Бывший товарищ Петров, желая ужалить меня, пригревшего на своей груди эту змею с жестоким сердцем, возложил слишком тяжелый крест на усталые плечи своих товарищей. Из мелкого чувства самолюбия, под влиянием мнимых друзей рабочего дела, он захотел очернить также и организационный центральный комитет, вонзил острый нож в измученное сердце целой организации, которую и без него и так упорно преследуют правительство и тяжелые удары судьбы.
И мнит теперь Петров себя героем, совершившим великий подвиг!

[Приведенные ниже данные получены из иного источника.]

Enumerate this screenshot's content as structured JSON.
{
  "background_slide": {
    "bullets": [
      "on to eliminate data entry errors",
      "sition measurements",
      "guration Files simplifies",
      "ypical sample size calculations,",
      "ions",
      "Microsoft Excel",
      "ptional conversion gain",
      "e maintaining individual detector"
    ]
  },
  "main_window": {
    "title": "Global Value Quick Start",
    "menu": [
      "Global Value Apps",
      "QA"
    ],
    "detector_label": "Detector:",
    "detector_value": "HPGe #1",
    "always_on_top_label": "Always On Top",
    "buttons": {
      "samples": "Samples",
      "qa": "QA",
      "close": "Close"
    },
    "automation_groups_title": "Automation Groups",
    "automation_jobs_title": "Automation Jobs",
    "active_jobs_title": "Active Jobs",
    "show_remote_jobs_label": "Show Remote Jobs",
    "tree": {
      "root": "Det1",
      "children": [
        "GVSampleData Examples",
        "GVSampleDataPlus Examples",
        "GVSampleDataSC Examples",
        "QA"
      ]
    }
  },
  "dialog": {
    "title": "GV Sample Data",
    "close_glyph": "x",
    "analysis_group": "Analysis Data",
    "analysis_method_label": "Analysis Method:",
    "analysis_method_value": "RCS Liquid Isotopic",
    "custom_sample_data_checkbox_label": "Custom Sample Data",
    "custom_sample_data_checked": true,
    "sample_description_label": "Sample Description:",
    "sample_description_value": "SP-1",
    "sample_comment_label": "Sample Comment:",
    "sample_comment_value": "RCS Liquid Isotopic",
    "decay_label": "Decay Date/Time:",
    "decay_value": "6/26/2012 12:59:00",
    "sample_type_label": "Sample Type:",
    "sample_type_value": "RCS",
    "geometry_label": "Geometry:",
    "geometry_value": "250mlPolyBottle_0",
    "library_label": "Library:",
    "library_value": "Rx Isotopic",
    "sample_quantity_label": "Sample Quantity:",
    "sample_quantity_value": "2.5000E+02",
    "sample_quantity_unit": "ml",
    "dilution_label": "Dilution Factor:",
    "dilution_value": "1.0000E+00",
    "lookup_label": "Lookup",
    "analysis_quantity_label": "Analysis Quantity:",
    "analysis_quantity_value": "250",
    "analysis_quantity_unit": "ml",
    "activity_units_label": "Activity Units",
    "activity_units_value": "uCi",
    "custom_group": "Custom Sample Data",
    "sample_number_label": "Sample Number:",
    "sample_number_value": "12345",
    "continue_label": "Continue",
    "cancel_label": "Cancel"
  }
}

Поддерживаемый кликой без совести и настоящей любви к рабочим, он зло и неразумно подсмеивается над товарищами, не идет даже к ним для выяснения дела, пренебрегает явно судом рабочих, хочет третейского суда не из рабочих.
Но нет! Рано или поздно он должен будет дать ответ перед товарищами, и именно перед членами „Собрания русских фабрично-заводских рабочих“. И прежде чем состоится нелицеприятный избранный рабочий суд по делу, возбужденному клятвопреступником и предателем рабочих Петровым, — я, во имя нравственных и материальных страданий героев 9-го января и только из-за них, а также для проверки своей совести, требую для себя общественного суда немедленно.
На этом суде, как и на рабочем, я отвечу на все обвинения и буду доказывать свою правоту.
Совесть моя спокойна».
Относительно «сотен газет» — литературное преувеличение. Речь идет от силы о десятке-другом публикаций. Пресса интересовалась Гапоном куда меньше, чем, к примеру, делом лейтенанта Шмидта или выборами в Думу.
Но то, что писалось, было злым и обидным. В «Биржевых ведомостях», например, «гапоновщину» обличал некто Феликс, помещавший свои инвективы подвалами, из номера в номер, а потом издавший их отдельной брошюрой. Другую брошюру — уже упоминавшуюся — издал человек по фамилии Никифоров. Обличения «честолюбца и авантюриста» с подозрительными связями в полиции перемежались однообразными сплетнями, которые левые и правые переписывали друг у друга: о совращенных приютских девицах и женщинах — заключенных пересыльной тюрьмы, о золоте, которое Гапон горстями швырял в Монте-Карло…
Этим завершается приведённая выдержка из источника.